Actually, I became an ordained minister nearly 50 years ago, via The First Church of God The Father. It isn’t much different than the Universal Life Church, though I was actually nominated for the position and went through a very cursory ordination ceremony, as opposed to merely sending in a request. I’m not sure it exists any longer as a recognized entity. In the eyes of the State, a church is a business entity (albeit a tax-exempt one) and I am but an agent – if that – of the organization. Frankly, I did it so I could perform non-sexist, non-religious wedding ceremonies . . . and I’ve done over fifty of them over the years. Some were very interesting, to say the least.
I never did one that didn’t keep me up a night or two, fretting over whether or not either or both sets of parents might be offended. As far as I can remember, nobody ever was. My brother once told me a particular ceremony I did was too short, his argument being, since people are there for a ritual they want their money’s worth. Walking that thin line between too short and too long is (at least was for me) a harrowing task.
I’m so glad to have this behind me.
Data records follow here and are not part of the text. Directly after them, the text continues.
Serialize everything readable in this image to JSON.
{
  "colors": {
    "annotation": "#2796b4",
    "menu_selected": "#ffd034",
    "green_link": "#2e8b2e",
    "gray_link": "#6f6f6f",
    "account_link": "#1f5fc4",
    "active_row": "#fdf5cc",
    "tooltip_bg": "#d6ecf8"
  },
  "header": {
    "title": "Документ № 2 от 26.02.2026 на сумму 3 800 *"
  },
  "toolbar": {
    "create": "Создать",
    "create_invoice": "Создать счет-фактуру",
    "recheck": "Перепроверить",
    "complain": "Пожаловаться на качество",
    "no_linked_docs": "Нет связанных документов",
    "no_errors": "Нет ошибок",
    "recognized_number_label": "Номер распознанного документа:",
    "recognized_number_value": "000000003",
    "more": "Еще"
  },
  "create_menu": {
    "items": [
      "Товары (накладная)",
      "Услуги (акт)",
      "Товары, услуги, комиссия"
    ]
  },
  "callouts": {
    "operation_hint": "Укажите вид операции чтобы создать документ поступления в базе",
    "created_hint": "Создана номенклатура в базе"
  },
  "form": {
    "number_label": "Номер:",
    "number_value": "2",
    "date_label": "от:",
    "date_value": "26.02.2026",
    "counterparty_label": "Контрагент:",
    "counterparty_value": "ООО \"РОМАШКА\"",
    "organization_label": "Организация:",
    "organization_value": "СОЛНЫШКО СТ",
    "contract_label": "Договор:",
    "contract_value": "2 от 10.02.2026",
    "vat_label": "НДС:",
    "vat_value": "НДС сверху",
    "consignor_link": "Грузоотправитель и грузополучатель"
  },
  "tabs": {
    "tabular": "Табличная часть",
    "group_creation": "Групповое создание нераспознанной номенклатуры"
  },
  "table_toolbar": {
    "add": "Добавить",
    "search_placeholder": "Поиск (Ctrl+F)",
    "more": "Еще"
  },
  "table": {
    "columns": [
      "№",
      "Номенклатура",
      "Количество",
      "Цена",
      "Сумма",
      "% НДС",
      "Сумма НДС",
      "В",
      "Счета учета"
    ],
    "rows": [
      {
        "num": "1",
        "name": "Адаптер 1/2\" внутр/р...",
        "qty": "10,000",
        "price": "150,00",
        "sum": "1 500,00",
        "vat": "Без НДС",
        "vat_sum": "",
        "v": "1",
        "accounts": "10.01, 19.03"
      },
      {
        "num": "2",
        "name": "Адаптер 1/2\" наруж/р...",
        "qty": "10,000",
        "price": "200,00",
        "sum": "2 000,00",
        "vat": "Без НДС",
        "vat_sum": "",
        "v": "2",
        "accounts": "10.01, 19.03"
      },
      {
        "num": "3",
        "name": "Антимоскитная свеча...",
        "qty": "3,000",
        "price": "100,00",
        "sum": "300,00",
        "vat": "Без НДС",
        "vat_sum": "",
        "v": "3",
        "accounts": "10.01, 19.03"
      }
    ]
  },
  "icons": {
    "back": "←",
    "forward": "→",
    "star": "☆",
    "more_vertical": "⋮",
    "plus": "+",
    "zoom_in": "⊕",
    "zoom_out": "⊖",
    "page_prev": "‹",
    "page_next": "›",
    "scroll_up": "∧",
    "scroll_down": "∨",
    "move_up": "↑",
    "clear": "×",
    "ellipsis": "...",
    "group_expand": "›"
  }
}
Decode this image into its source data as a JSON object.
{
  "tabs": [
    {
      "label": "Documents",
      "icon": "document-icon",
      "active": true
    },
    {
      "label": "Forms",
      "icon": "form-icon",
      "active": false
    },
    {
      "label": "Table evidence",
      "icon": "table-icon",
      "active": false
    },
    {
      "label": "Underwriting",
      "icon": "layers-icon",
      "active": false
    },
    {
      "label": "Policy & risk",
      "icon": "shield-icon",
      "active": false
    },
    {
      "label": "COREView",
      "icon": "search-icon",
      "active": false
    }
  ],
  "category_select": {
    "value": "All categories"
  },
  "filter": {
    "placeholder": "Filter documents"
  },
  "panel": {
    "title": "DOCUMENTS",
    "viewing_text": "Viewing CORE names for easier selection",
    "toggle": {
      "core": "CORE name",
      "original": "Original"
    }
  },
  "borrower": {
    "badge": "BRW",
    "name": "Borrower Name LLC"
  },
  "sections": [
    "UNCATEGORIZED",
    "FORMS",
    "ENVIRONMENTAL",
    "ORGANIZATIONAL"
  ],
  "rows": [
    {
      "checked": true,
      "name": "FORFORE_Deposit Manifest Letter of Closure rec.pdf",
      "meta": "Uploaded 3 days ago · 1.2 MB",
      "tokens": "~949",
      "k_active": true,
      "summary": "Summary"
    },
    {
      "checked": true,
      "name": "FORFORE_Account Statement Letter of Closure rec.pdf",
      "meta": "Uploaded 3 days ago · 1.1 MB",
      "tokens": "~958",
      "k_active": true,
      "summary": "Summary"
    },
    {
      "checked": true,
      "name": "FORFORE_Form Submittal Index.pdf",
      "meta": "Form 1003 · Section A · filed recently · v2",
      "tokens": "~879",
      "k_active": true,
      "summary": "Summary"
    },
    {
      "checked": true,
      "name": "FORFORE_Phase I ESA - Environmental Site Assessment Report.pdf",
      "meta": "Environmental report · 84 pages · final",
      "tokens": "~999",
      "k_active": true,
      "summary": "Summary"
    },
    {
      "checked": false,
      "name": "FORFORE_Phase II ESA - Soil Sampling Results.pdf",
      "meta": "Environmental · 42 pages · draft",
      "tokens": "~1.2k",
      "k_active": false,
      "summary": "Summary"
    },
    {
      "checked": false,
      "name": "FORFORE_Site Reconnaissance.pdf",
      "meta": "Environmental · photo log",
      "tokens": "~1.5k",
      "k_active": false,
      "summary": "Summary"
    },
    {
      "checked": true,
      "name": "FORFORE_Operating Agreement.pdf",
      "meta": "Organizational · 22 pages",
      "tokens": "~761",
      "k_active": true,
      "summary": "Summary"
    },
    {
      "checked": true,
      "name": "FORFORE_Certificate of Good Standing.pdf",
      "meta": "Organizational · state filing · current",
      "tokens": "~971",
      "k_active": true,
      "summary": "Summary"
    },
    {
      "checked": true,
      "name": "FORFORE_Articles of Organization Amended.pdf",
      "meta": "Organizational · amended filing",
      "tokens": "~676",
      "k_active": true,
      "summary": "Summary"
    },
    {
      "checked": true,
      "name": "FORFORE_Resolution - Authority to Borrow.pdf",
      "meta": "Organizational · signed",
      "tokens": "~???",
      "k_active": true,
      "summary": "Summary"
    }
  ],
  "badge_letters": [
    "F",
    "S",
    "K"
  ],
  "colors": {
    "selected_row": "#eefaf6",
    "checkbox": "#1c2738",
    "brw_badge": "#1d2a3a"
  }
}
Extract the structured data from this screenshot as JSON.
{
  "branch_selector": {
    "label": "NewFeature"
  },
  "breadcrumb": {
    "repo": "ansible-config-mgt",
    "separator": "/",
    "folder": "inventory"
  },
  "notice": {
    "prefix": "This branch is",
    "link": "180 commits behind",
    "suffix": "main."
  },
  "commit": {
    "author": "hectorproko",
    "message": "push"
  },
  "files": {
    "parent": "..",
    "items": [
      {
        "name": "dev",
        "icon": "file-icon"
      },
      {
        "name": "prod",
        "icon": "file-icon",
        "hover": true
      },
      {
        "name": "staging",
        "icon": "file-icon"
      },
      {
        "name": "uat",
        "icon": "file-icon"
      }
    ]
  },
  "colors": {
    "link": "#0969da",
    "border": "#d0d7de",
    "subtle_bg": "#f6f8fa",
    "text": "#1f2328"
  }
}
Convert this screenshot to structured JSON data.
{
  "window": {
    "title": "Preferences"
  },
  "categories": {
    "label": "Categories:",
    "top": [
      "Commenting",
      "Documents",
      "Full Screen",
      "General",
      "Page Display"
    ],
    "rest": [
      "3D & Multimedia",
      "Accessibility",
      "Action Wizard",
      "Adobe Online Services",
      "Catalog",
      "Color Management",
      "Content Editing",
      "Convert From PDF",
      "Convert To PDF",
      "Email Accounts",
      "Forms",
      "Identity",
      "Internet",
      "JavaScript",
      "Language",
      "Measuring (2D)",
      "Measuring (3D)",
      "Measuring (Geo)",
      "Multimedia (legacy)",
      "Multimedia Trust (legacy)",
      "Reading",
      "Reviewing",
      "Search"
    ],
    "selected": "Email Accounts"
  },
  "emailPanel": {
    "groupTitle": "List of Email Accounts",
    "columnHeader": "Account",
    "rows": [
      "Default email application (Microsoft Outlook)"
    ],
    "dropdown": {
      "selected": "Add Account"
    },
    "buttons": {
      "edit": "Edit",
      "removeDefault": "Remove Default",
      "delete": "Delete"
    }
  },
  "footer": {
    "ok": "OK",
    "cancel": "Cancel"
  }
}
I know I worry a little too much about pleasing people, but it’s my nature. I don’t think I’ve suffered all that much because of it, though there has been some gnashing of the teeth and beating of the breast, and let’s not forget the aforementioned occasional sleeping difficulties. Thankfully, I slept well last night (a full five hours, which is quite normal for me), but I did a final edit — and made some changes — when I got up. What follows is the text of my invocation. I wrote the first part, though it’s a riff on one of my favorite quotes, “Hydrogen, given enough time, eventually wonders where it came from, and where it’s going.” The rest is partly from other secular invocations I found online, somewhat heavily edited to fit the way I see things. The second question in Rotary’s Four-Way Test is, “Is it fair to all concerned” and to address that in the last paragraph, which also relates to one of Rotary‘s official mottoes, “Service Above Self.”
Let us be mindful of our place in this amazing universe as well as our place on this beautiful planet. As cosmic beings we have developed the extraordinary ability to wonder where we came from and to contemplate where we’re going. We are also capable of reflecting on the circumstance of our existence on this tiny blue dot floating in a vast ocean of near emptiness.
As human beings, let us be thankful for the sustenance and joy we receive from nature’s bounty and, especially, for the hard work and dedication of those who grow, harvest, transport, prepare, and serve its fruits for us. Not to mention cleaning up our mess.
May our efforts be measured through insight, undertaken with compassion, and guided by understanding and wisdom. We seek to serve with respect for all. May our personal faiths give us the strength to act well and honestly in all matters before us.
I have to add it was very well received. I was given kudos be several people, including the Director of Spiritual Care Services at Simi Valley Hospital. I was even asked to email a copy to one of our long-time members. I am both gratified . . . and immensely relieved to put it behind me, though I am sure I will be asked again. It’s a rotating duty. I’m surprised it took this long to get around to me.